The EU-Kazakh discussion reflects heightened European interest in Central Asia. In an earlier indication, European Union officials said that the EU would become the top investor in the world’s tallest dam in Tajikistan. The move was aimed at helping Central Asia reduce its reliance on Russia and constituted part of the EU’s answer to China’s Belt and Road Initiative.

It’s an approach that is gaining traction in Washington.

“As Washington policymakers look for ways to counter Russian influence and complicate Mr. Putin’s life, helping Kazakhstan reduce its dependence on Moscow-controlled pipelines, reform its economy, and coordinate with neighbouring Central Asian states to limit the influence of both China and Russia might be a good place to start,” said Wall Street Journal columnist Walter Russell Mead.

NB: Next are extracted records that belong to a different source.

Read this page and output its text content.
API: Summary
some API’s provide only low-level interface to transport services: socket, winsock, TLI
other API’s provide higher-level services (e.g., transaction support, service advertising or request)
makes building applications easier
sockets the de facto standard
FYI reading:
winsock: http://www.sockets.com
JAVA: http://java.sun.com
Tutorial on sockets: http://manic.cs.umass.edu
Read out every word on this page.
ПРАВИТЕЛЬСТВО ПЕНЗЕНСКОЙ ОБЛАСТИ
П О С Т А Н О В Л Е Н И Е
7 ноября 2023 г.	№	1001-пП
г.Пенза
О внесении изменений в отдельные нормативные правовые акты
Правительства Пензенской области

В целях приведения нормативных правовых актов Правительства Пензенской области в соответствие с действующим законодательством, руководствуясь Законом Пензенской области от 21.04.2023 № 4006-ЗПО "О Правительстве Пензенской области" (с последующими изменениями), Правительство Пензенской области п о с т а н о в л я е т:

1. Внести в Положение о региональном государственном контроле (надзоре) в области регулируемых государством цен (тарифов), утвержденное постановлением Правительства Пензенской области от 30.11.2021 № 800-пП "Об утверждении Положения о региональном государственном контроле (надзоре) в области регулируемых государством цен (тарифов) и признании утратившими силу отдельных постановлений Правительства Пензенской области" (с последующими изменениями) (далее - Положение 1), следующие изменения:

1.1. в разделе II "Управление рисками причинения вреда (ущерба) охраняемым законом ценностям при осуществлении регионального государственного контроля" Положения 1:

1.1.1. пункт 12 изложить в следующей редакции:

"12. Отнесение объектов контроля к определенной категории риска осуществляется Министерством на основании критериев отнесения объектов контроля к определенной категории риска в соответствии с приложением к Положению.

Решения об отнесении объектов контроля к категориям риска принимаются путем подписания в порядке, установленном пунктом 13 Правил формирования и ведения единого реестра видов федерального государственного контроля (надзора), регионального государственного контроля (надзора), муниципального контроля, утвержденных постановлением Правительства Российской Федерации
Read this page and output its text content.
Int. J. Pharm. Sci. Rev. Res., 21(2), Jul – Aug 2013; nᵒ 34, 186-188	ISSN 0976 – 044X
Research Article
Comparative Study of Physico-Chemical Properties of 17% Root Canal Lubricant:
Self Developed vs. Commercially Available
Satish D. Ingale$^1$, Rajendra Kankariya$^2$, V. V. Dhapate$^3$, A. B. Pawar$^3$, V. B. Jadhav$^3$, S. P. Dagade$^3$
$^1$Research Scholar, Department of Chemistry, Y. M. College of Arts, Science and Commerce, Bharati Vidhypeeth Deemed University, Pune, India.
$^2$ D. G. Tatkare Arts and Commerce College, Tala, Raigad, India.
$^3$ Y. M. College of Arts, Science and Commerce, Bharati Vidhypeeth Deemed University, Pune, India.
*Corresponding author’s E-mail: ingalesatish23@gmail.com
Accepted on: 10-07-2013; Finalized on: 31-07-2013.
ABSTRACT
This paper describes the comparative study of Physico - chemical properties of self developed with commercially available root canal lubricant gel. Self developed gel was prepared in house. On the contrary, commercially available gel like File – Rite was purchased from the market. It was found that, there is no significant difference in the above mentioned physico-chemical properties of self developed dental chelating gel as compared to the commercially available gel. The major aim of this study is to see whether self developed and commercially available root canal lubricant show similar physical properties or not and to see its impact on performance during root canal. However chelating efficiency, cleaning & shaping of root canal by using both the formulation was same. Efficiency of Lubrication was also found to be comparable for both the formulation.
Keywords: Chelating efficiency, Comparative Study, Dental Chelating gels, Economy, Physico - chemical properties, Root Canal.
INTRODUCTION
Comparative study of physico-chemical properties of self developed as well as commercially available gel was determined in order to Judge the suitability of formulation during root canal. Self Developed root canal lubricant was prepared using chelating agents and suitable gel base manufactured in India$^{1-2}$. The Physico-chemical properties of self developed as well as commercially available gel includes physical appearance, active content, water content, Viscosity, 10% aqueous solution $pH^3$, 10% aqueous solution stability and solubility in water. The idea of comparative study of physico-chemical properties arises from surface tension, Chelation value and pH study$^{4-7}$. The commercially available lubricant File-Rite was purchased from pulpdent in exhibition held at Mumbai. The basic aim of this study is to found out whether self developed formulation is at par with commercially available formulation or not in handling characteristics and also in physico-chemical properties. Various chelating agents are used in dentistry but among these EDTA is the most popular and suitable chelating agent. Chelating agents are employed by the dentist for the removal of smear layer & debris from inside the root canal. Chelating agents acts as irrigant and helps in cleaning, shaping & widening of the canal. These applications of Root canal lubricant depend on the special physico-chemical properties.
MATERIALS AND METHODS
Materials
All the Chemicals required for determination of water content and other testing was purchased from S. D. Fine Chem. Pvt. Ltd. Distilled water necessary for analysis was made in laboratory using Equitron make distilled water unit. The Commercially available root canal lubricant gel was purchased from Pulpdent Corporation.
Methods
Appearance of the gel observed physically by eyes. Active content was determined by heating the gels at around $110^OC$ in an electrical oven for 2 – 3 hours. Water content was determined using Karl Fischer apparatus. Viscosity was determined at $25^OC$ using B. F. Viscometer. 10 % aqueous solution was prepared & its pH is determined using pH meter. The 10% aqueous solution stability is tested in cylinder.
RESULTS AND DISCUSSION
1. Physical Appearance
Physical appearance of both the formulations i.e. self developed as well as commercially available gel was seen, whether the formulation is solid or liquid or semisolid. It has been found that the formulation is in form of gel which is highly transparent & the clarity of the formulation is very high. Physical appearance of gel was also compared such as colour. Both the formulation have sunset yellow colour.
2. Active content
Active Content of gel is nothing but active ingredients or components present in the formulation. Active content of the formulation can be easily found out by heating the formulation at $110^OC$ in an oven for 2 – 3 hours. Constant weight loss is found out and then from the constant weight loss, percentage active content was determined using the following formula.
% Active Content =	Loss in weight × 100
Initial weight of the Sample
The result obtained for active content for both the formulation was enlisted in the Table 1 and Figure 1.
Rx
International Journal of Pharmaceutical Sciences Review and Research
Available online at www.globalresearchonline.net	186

Even so, the increasingly tense Russian-Kazakh relationship has not prevented Kazakhstan from planning to participate, alongside, among others, China, Iran, India,  Uzbekistan, Azerbaijan, and Armenia, in  Russia’s International Army Games next month, the first time the event is being held since Russia invaded Ukraine.

The games are likely to be a mere blip on a downward trend.

Mr. Putin signalled that he had not lost sight of Central Asia because of Ukraine by last month visiting Takijistan, home to Russia’s largest foreign base, and Turkmenistan for a Caspian summit that Mr. Tokayev also attended. It was Mr. Putin’s first trip abroad since his troops invaded Ukraine.

The war of words is likely to escalate in the coming days and weeks. Moscow is certainly likely to use its control of pipelines, its propaganda apparatus, and its ties with China to try to rein in Kazakhstan. Nur-Sultan, in response, will likely pursue a more nationalistic policy at home and seek closer relations with the West,” said Russia and Central Asia analyst Paul Goble, referring to the Kazakh capital that was renamed Nur-Sultan in 2019.